The special salad for the evening was topped with cherry tomatoes, roasted peppers, topped with shaved mozzarella (!) and dressed in a balsamic reduction. I was originally only planning on getting pasta but this sounded amazing. It tasted even better. The fresh mozzarella really made the dish. I know salads are supposed to be “healthy” and all, but to me – the more cheese, the better!

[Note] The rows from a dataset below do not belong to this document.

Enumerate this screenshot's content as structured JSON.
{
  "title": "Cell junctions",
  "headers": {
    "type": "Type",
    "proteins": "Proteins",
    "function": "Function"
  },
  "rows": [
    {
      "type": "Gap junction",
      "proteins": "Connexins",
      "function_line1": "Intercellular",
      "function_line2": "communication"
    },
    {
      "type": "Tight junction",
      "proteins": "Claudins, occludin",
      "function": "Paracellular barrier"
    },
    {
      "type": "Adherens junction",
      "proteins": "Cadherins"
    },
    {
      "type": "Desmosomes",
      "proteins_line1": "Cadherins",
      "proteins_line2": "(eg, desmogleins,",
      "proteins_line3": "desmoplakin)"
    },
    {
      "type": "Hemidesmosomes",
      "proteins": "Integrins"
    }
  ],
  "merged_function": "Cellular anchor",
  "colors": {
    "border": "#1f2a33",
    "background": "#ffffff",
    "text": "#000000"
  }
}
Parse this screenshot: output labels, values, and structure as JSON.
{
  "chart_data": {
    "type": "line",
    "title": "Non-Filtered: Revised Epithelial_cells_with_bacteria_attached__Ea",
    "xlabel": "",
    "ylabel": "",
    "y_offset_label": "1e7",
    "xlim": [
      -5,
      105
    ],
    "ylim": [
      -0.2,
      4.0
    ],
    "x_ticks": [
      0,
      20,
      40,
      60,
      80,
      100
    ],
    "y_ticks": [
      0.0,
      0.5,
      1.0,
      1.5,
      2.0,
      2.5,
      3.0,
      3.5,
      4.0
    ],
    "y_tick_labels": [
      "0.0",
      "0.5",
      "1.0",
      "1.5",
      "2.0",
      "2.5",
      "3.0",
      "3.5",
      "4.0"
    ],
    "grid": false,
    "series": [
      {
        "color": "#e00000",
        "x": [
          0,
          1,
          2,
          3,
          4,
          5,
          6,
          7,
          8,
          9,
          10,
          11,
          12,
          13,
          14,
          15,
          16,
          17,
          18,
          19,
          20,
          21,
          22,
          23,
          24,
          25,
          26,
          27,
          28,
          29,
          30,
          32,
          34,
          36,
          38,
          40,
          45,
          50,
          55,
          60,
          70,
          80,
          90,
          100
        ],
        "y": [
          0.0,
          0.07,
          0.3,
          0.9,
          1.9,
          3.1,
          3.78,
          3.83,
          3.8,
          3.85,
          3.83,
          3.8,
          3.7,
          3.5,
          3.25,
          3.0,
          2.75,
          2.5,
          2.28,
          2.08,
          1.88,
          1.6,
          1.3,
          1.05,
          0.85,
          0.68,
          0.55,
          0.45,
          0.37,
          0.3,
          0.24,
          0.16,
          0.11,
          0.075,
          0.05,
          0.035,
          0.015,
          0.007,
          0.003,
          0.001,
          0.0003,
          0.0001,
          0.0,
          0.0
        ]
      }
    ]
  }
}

For my main course, I went with the Maccheroni alla mugnaia: A hand-pulled, single-strand of pasta, tossed with garlic, extra-virgin olive oil, hot pepper and sprinkled with pecorino. They also provide a basket of various peppers if you’d like to spice it up even more. I am a baby when it comes to spicy and hot things, so I left it as is (plus, I figured it was better to try it in it’s “virgin” state ). The pasta had a wonderful flavor and consistency. I had heard about this dish – and the uniqueness of the single strand pasta in the Abruzzo region – for quite some time and was excited to finally try it; it exceeded all my expectations.

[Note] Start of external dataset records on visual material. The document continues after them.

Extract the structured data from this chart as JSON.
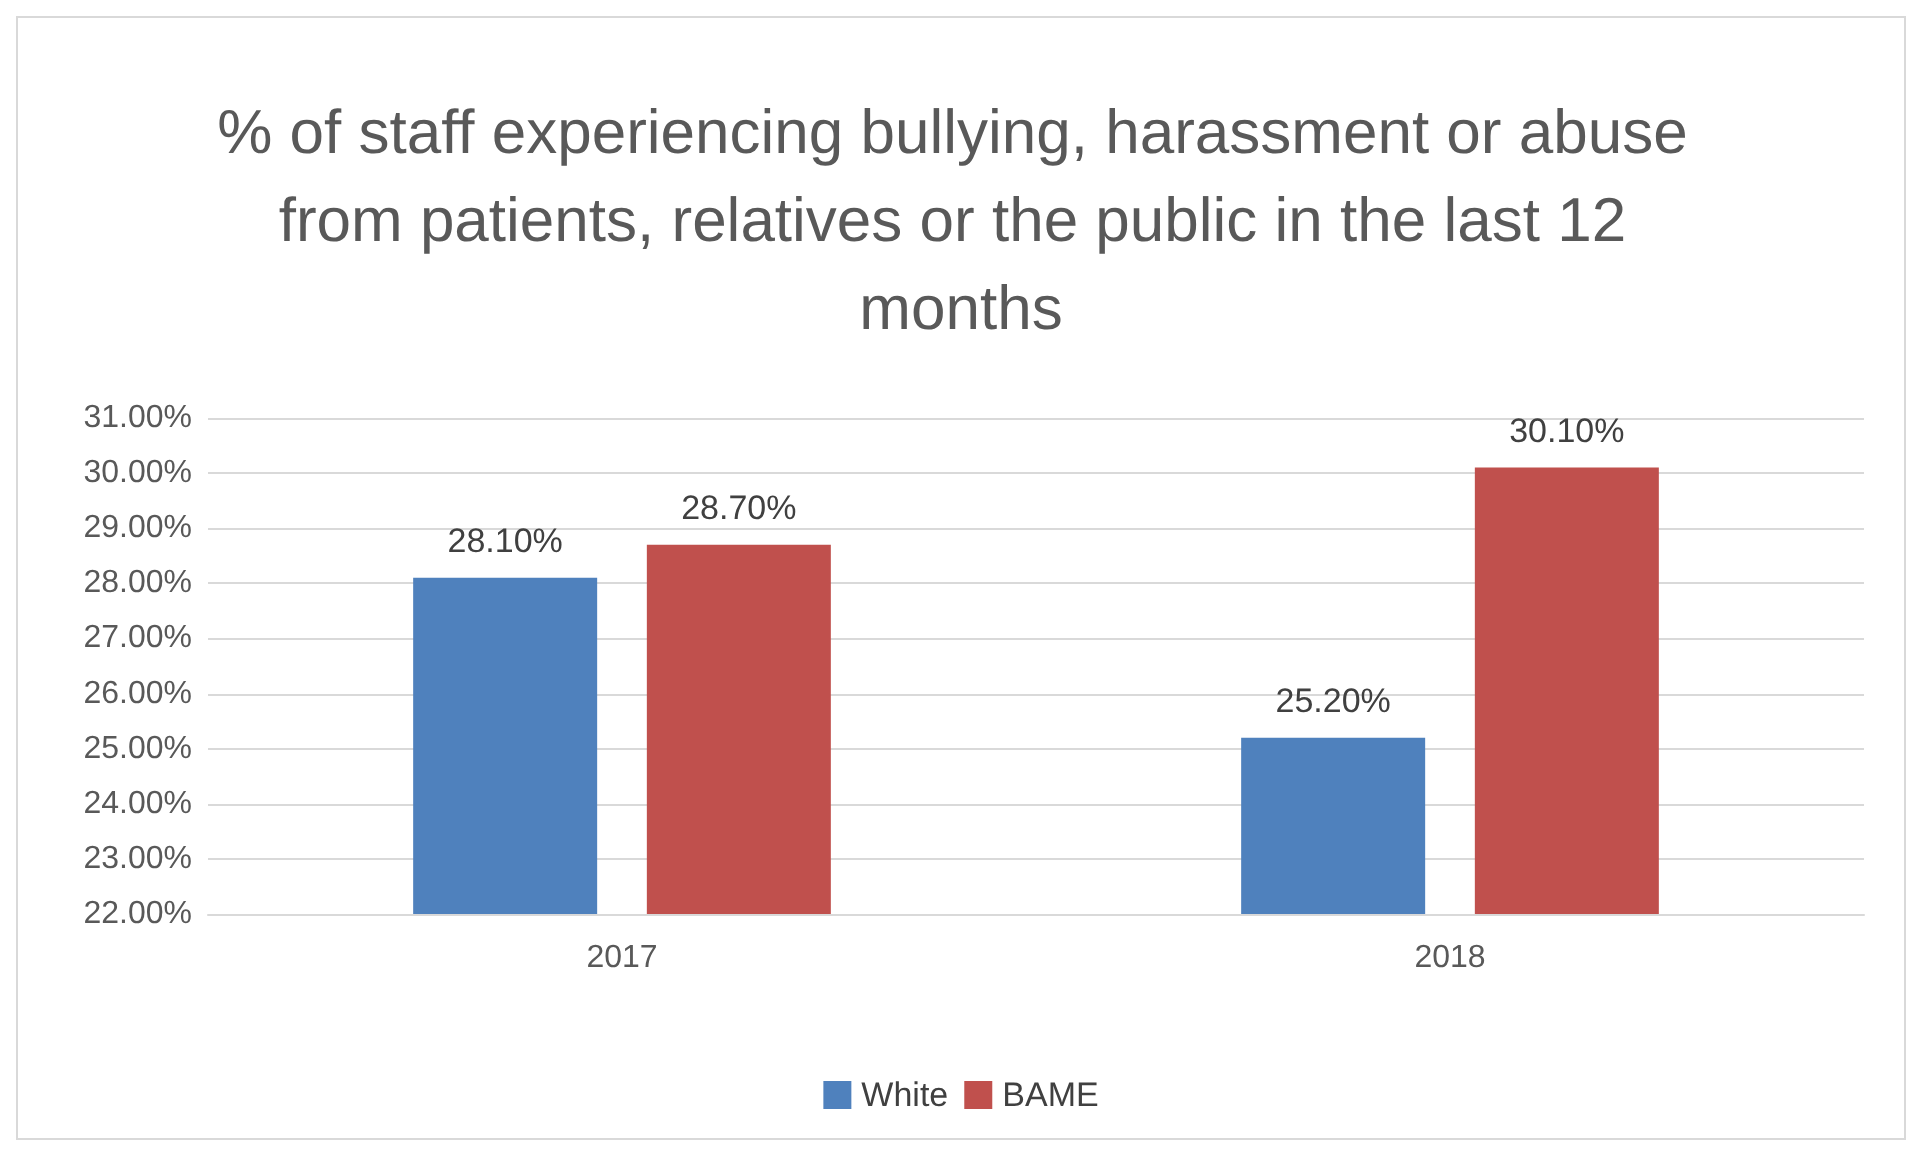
{
  "chart_data": {
    "type": "bar",
    "title": "% of staff experiencing bullying, harassment or abuse from patients, relatives or the public in the last 12 months",
    "categories": [
      "2017",
      "2018"
    ],
    "series": [
      {
        "name": "White",
        "color": "#4f81bd",
        "values": [
          28.1,
          25.2
        ],
        "value_labels": [
          "28.10%",
          "25.20%"
        ]
      },
      {
        "name": "BAME",
        "color": "#c0504d",
        "values": [
          28.7,
          30.1
        ],
        "value_labels": [
          "28.70%",
          "30.10%"
        ]
      }
    ],
    "ylim": [
      22,
      31
    ],
    "yticks": [
      {
        "value": 22,
        "label": "22.00%"
      },
      {
        "value": 23,
        "label": "23.00%"
      },
      {
        "value": 24,
        "label": "24.00%"
      },
      {
        "value": 25,
        "label": "25.00%"
      },
      {
        "value": 26,
        "label": "26.00%"
      },
      {
        "value": 27,
        "label": "27.00%"
      },
      {
        "value": 28,
        "label": "28.00%"
      },
      {
        "value": 29,
        "label": "29.00%"
      },
      {
        "value": 30,
        "label": "30.00%"
      },
      {
        "value": 31,
        "label": "31.00%"
      }
    ],
    "grid": "y",
    "legend": "bottom"
  }
}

But wait, there’s more! What Italian dinner wouldn’t be complete without dessert and an espresso? Don’t expect tiramisu or cannoli here, but definitely try the Semifreddo al torrone di cioccolato if you’re looking for something sweet and delicious: It’s a dark chocolate semifreddo, torrone crumble, drizzled with salted caramel sauce. It was so rich and creamy, it’s a good thing I was splitting it with a friend.
Molto bene! È squisito!
Le Virtu immediately reminded me of the the rustic vibe of the osteria that I’d worked at, and when I’d finished my meal, I knew that this would instantly become my favorite dinner spot. It was like finding a lake after so many years scouring the desert. I can’t wait to come back again (my skinny jeans are already quivering in fear!).